Ein buntes Fest zum 500. FuggereiGeburtstag
Die älteste Sozialsiedlung der Welt feiert ein außergewöhnliches Jubiläum mit einer Woche Programm
Vielleicht hätten die Bewohnerinnen und Bewohner der Fuggerei an diesem Montag ausnahmsweise ein viertes Gebet sprechen und um gutes Wetter bitten sollen. Zum 500. Jahrestag der Sozialsiedlung hätte dann eventuell die Sonne über Augsburg geschienen. So aber kam pünktlich mit Ministerpräsident Markus Söder auch der Regen in der Jakobervorstadt an.
Die 500 Gäste, die an langen Tafeln in den Gassen der Fuggerei Platz genommen hatten, trugen den Guss von oben mit Fassung. Was macht ein bisschen (oder mehr) Regen schon aus im Vergleich zu den Widrigkeiten, denen Jakob Fuggers Lebenswerk über die Jahrhunderte standhalten musste?
Söder hob die Besonderheit des
Stifters von 1521 mit einem Vergleich aus heutiger Sicht hervor: „Sein Vermögen wäre heute rund sechs Milliarden Euro wert. Jakob Fugger war damit viel mehr als der Bill Gates seiner Zeit.“Er habe ein Modell geschaffen, das es auch 500 Jahre später nirgendwo anders gebe. „Hier wohnen die Leute nicht nur, sie sind Teil einer Idee.“Augsburgs Oberbürgermeisterin Eva Weber hob die Geschichte der Stadt und die der Fuggerei hervor, die immer eng verbunden gewesen seien.
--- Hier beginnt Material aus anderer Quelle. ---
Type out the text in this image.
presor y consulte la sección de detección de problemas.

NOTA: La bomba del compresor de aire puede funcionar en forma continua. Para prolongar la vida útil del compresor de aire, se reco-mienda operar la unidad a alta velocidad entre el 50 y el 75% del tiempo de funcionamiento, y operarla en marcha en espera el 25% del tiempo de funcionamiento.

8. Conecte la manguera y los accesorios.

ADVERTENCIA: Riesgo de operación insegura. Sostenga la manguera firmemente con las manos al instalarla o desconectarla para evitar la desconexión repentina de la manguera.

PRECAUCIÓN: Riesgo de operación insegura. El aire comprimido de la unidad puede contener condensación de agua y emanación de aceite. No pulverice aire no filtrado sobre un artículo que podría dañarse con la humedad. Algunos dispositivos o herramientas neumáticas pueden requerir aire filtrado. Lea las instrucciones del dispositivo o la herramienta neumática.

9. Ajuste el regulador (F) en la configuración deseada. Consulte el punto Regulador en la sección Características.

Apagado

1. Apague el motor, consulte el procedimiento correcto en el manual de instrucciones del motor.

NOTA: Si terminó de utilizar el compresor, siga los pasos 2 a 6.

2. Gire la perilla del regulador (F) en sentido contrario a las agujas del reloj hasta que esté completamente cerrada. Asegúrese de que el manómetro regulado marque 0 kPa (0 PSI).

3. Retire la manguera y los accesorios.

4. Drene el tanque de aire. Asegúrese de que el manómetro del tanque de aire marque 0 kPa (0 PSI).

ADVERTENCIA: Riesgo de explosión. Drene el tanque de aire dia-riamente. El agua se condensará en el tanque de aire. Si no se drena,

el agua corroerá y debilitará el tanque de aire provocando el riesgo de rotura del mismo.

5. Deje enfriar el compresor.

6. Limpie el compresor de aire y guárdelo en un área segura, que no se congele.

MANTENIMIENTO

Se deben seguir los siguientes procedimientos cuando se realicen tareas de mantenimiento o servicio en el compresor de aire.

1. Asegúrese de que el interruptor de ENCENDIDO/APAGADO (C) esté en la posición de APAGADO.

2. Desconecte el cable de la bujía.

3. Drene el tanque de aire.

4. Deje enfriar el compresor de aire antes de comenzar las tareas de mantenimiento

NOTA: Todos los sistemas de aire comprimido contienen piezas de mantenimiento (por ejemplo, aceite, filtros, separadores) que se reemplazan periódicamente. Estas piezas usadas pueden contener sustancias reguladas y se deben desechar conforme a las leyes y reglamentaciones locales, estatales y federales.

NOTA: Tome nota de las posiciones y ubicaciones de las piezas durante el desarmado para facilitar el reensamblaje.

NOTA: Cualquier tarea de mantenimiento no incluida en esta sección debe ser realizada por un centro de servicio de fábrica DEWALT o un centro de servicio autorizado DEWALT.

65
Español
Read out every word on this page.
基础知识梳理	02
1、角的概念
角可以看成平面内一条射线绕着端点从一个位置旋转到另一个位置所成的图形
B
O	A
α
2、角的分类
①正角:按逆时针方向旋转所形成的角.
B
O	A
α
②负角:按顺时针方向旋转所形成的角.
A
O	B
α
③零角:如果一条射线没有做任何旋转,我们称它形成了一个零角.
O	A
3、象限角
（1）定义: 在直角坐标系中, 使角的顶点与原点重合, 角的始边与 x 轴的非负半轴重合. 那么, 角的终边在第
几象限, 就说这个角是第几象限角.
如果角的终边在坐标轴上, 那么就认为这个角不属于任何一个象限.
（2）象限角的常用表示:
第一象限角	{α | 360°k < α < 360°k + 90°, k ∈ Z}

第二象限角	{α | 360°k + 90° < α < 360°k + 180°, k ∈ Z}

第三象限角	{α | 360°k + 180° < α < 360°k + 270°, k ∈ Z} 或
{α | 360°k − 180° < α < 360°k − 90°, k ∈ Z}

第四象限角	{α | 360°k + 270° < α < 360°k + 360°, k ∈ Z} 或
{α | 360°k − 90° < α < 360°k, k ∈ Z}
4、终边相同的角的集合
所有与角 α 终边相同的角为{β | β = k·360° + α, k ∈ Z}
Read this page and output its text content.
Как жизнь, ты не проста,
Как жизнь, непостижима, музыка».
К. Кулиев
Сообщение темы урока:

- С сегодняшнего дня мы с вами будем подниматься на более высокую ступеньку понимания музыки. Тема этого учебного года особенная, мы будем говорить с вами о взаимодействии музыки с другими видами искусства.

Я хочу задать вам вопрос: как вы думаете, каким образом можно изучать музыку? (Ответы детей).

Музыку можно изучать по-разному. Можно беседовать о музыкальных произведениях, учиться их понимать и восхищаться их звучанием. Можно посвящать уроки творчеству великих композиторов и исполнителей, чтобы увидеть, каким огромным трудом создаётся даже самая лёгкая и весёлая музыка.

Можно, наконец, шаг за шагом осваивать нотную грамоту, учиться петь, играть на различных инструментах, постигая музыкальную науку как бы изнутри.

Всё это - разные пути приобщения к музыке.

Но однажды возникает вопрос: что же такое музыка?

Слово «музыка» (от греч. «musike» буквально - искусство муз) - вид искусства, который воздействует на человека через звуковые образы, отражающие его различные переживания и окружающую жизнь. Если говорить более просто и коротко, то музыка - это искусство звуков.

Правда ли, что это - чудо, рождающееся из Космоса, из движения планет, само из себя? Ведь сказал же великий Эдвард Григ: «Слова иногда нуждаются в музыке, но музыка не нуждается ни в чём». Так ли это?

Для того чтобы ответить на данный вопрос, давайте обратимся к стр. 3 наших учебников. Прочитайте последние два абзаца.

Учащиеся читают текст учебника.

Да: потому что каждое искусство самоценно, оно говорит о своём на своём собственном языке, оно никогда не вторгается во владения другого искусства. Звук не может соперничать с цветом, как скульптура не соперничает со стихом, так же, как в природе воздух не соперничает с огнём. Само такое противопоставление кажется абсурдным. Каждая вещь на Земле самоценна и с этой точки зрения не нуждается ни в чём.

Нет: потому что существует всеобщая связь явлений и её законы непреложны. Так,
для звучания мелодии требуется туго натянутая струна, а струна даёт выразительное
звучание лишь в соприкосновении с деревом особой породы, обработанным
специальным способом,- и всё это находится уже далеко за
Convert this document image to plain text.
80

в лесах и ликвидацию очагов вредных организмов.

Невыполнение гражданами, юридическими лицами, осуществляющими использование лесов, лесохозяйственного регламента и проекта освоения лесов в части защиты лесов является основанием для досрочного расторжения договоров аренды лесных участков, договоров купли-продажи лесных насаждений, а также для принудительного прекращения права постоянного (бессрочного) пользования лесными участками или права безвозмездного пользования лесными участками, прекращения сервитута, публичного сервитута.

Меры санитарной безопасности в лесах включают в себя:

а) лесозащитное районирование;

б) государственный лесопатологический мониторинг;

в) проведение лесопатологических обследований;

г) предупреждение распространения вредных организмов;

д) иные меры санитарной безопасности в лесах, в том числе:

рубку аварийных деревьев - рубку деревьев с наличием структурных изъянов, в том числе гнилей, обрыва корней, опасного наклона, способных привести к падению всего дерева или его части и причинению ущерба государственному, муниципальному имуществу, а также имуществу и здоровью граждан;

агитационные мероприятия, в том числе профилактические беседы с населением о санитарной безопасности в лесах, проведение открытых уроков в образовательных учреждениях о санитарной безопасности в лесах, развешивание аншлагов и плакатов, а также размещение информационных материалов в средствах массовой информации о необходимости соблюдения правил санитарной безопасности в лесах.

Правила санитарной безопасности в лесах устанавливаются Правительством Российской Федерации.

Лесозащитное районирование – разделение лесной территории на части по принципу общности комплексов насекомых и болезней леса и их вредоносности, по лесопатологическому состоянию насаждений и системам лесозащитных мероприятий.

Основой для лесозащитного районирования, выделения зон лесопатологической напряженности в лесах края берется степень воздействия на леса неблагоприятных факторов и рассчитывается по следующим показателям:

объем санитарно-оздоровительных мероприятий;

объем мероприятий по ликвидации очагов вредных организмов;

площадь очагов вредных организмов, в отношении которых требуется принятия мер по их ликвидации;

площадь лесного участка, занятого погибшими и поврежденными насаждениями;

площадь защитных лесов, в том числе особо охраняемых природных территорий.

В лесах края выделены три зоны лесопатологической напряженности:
Und sie bedankte sich für den Mut, den die Nachkommen Jakob Fuggers bis heute aufbringen, um die Siedlung zu erhalten.
„Das Wichtigste ist für uns, auch die kommenden 500 Jahre zu erreichen“, sagt Alexander Graf Fugger vom Familienseniorat. Parallel dazu soll die Idee der Fuggerei in die Welt getragen werden, um sie auch in anderen Ländern Wirklichkeit werden zu lassen. Gintaras Grachauskas, Stella Rothenberger und Rugiatu Neneh Turay präsentierten den Festgästen am Abend ihre Vorstellungen von zwei neuen Fuggereien in Litauen und Sierra Leone. Dort soll je eine Fuggerei entstehen, die im Sinne Jakob Fuggers aktuelle gesellschaftliche Herausforderungen meistern hilft.
Der Festakt bildete den Auftakt zu einer Festwoche. Neben einem Programm für Kinder gibt es kleinere Ausstellungen, die die Grundsätze versinnbildlichen, nach denen die Fuggerei aufgebaut ist. Auch ein Musik- und Kulturprogramm wurde organisiert. An einer Waldstation kann man sich über einen Wirtschaftszweig informieren, der bis heute den Fortbestand der Fuggerei sichert. Wer sich intensiver mit der Idee auseinandersetzen möchte, kann an Talkrunden teilnehmen. Experten sprechen über die Punkte, die die Sozialsiedlung ausmachen.
So wird über die Frage diskutiert, wie Bedürftigkeit gemeistert und Lebensraum geschaffen werden kann. Es geht um humanistische Werte und die Frage, wie sich Spiritualität entwickeln kann. Die Podien sind mit wechselnden Teilnehmern besetzt.
Der Regen übrigens hörte am Montagabend schnell wieder auf. So hatten auch die 500 Kerzen eine Chance, die am Ende des Festakts auf den kleinen Kuchen steckten, die das Fuggerei-Restaurant „Die Tafeldecker“an die Gäste verteilte. Das vielstimmige „Happy Birthday, liebe Fuggerei“sangen schließlich alle gerne mit, vor allem aber die Bewohnerinnen und Bewohner, die an diesem Abend nicht nur zu Besuch waren, sondern in der Siedlung eine Heimat und Freunde gefunden haben.